Egypt’s official COP27 summit app may be the ‘cartoon super-villain’ of spyware

Officials say more than 5,000 attendees have downloaded the app requiring unprecedented access to personal data.
Smartphone displaying COP27 app logo

Think twice about downloading it. Sean Gallup/Getty Images

The United Nations’ 27th Conference of Parties (COP27) climate summit is currently underway in the Egyptian resort city of Sharm el-Sheikh. But, the host country’s official event app appears to be nothing more than almost comically egregious spyware, according to multiple reports.

According to security experts and attendees at the annual gathering of world government leaders, scientists, and environmental activists, the app’s permissions requirements grant local authorities an alarming amount of access to users’ smartphone data. Emails, photos, and even the ability to pinpoint geographic locations are among the details available to Egypt’s ministry of communications and information technology, alongside gateways to phones’ cameras, microphones, and Bluetooth capabilities.

[Read: COP27 climate goals: 1.5 degrees Celsius and beyond.]

“You can now download the official #COP27 mobile app but you must give your full name, email address, mobile number, nationality and passport number. Also you must enable location tracking,” Hossam Bahgat, leader of the Egyptian Initiative for Personal Rights, tweeted ahead of the summit last month, along with a screenshot of the app’s welcome page featuring a photo of Egyptian president, Abdel Fattah El-Sisi. Per the app’s own wording, the Egyptian government also “reserves the right to access customer accounts for technical and administrative purposes and for security reasons.”

Speaking with The Guardian earlier this week, the Electronic Frontier Foundation’s advocacy director, Gennie Gebhart, described Egypt’s COP27 smartphone offering as “a cartoon super-villain of an app,” explaining that the required permissions are “unnecessary” for the app’s operation, thus heavily suggesting the government is attempting to surveil summit attendees.
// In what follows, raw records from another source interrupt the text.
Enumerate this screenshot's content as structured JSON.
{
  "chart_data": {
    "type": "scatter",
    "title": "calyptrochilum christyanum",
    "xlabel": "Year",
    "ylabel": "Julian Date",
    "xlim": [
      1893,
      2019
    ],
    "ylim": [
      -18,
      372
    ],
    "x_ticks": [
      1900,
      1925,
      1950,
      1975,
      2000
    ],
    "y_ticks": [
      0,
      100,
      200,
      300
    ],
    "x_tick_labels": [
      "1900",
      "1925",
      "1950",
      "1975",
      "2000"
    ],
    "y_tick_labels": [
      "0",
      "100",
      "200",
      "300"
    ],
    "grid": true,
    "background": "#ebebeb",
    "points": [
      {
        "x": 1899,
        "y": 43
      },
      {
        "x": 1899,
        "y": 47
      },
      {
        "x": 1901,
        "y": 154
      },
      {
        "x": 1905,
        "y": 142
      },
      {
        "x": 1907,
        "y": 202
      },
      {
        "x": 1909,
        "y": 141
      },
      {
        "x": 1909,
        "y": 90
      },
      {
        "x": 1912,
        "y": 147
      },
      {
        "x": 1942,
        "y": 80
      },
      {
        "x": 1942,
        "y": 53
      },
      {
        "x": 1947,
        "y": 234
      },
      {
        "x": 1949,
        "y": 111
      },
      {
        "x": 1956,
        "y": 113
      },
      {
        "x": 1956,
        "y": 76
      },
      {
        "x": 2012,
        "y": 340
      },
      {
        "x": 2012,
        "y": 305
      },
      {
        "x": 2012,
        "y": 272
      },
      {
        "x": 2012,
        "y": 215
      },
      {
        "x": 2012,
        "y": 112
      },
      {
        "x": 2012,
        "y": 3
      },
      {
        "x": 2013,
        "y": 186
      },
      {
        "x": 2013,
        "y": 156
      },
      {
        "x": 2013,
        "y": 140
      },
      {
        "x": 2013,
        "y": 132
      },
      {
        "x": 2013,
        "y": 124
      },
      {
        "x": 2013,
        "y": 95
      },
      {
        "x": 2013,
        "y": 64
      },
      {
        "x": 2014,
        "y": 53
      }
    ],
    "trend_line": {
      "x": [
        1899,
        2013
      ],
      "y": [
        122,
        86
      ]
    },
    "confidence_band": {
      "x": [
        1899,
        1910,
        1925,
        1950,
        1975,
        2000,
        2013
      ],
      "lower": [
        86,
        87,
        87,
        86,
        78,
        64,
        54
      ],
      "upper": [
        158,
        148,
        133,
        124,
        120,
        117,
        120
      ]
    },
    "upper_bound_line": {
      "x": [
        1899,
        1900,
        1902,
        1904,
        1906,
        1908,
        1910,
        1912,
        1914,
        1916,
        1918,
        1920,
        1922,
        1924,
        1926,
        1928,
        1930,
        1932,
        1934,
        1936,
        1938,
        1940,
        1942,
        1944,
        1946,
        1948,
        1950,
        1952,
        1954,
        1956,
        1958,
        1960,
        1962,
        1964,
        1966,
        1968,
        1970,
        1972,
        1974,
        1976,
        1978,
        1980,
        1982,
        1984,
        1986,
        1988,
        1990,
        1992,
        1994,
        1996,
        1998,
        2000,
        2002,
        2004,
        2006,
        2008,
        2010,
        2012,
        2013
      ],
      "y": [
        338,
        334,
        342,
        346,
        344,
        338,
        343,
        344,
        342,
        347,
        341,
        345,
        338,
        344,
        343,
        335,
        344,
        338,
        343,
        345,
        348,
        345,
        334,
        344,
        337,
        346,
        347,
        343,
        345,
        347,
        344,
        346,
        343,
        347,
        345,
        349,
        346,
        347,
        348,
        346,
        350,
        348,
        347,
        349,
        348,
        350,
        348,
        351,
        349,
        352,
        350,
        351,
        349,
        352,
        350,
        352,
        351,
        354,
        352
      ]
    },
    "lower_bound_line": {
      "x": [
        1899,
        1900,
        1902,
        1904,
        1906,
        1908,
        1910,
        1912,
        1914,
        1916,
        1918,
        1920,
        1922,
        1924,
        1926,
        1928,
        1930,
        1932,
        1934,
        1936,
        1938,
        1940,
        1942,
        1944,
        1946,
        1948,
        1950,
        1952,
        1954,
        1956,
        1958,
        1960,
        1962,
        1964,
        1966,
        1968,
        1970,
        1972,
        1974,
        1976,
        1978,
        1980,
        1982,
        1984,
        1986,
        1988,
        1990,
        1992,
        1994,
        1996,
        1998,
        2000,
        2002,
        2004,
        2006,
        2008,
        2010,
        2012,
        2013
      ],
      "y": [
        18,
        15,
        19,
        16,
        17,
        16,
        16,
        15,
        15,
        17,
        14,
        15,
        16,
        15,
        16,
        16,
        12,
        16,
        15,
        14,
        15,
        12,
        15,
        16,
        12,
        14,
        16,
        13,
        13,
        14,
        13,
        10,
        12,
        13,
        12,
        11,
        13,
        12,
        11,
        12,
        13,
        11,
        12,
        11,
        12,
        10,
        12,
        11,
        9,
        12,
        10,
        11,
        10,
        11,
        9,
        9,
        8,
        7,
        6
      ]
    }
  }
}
[Related: The past 8 years have been the hottest on human record.]

Since the 2011 uprising, the Egyptian government has worked to expand and maintain a vast digital law enforcement apparatus, which it uses to surveil citizens, political activists, and dissidents. Strategies include utilizing deep packet inspection, which grants authorities the ability to monitor any internet traffic within a network, and the online censoring of over 500 websites including the country’s only independent news source. Ahead of the COP27 summit, Egyptian authorities oversaw a series of mass arrests in an attempt to identify political activists. The country currently has over 65,000 jailed political prisoners.

Although cybersecurity teams aiding the world’s heads of state likely identified the egregious privacy loopholes in Egypt’s COP27 app, The Guardian notes it has already been downloaded at least 5,000 times by various attendees. It’s easy to envision the Egyptian government counting on these lapses in judgment as a way to keep tabs on perceived domestic and foreign threats. It’s as good a reminder as any that you should probably take a moment to reinforce your own online defenses against malicious actors.